Hi all,
I updated the KIP based on the changes made in the former KIP (KIP-968). So
with the `ResultOrder` enum, the class `MultiVersionedRangeQuery` had some
changes both in the defined fields and defined methods.

Based on the PoC PR, what we currently promise in the KIP about ordering
seems like a dream. I intended to enable the user to have a global ordering
based on the key or timestamp (using `orderByKey()` or
`orderByTimestamp()`) and then even have a partial ordering based on the
other parameter.  For example, if the user specifies
`orderByKey().withDescendingKey().withAscendingTimestamps()`, then the
global ordering is based on keys in a descending order, and then all the
records with the same key are ordered ascendingly based on ts. The result
will be something like (k3,v1,t1), (k3,v2,t2), (k2,v2,t3), (k1.v1.t1)
(assuming that k1<k2<k3 and t1<t2<t3).

But in reality, we have limitations for having a global ordering based on
keys since we are iterating over the segments in a lazy manner.
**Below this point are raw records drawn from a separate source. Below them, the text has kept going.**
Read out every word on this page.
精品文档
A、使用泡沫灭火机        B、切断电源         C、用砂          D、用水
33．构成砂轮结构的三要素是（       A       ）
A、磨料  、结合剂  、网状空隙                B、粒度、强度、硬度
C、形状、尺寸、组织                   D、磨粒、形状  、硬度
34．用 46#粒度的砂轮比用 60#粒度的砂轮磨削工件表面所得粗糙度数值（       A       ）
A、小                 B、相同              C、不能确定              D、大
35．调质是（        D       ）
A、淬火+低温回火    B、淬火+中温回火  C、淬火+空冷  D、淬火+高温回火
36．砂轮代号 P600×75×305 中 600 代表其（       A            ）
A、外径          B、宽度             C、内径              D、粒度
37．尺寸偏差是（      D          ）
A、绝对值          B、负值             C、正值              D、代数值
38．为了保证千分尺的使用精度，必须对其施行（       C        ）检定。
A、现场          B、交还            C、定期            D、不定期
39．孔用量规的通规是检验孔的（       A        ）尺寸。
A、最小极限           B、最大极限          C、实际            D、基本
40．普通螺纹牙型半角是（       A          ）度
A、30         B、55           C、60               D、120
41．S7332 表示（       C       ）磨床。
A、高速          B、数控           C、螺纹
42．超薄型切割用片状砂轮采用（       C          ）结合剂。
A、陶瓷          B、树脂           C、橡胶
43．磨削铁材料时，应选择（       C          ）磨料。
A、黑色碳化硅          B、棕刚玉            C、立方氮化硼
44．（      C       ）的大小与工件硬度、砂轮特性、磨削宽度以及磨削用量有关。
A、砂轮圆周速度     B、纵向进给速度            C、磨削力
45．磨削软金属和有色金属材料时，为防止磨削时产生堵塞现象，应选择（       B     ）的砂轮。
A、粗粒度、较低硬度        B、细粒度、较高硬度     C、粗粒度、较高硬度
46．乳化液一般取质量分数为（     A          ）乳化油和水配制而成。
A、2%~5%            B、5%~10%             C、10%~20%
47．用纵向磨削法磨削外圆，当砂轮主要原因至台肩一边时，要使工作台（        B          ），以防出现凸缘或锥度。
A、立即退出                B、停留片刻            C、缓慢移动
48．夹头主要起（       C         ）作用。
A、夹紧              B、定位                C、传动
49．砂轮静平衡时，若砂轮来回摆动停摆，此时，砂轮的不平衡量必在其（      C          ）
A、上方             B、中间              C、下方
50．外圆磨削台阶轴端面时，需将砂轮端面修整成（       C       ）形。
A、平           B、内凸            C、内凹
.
Therefore,
when we are processing the current segment, we have no knowledge of the
keys in the next segment.

Now I have two suggestions:
1. Changing the `MultiVersionedRangeQuery` class as follows:

private final ResultOrder *segmentOrder*;
private final contentOrder *segmentContentOrder*; // can be KEY_WISE or
TIMESTAMP_WISE
private final ResultOrder  *keyOrder*;
private final ResultOrder *timestampOrder*;

This way, the global ordering is specified by the `segmentOrder`. It means
we either show the results from the oldest to the latest segment
(ASCENDING) or from the latest to the oldest segment (DESCENDING).
Then, inside each segment, we guarantee a `segmentContentOrder` which can
be `KEY_WISE` or `TIMESTAMP_WISE`. The key order and timestamp order are
specified by the `keyOrder` and `timestampOrder` properties, respectively.
If the content of a segment must be ordered key-wise and then we have two
records with the same key (it happens in older segments), then the
`timestampOrder` determines the order between them.

2. We define that global ordering can only be based on timestamps (the
`timestampOrder` property), and if two records have the same timestamp, the
`keyOrder` determines the order between them.

I think the first suggestion gives more flexibility to the user, but it is
more complicated. I mean, it needs good Javadocs.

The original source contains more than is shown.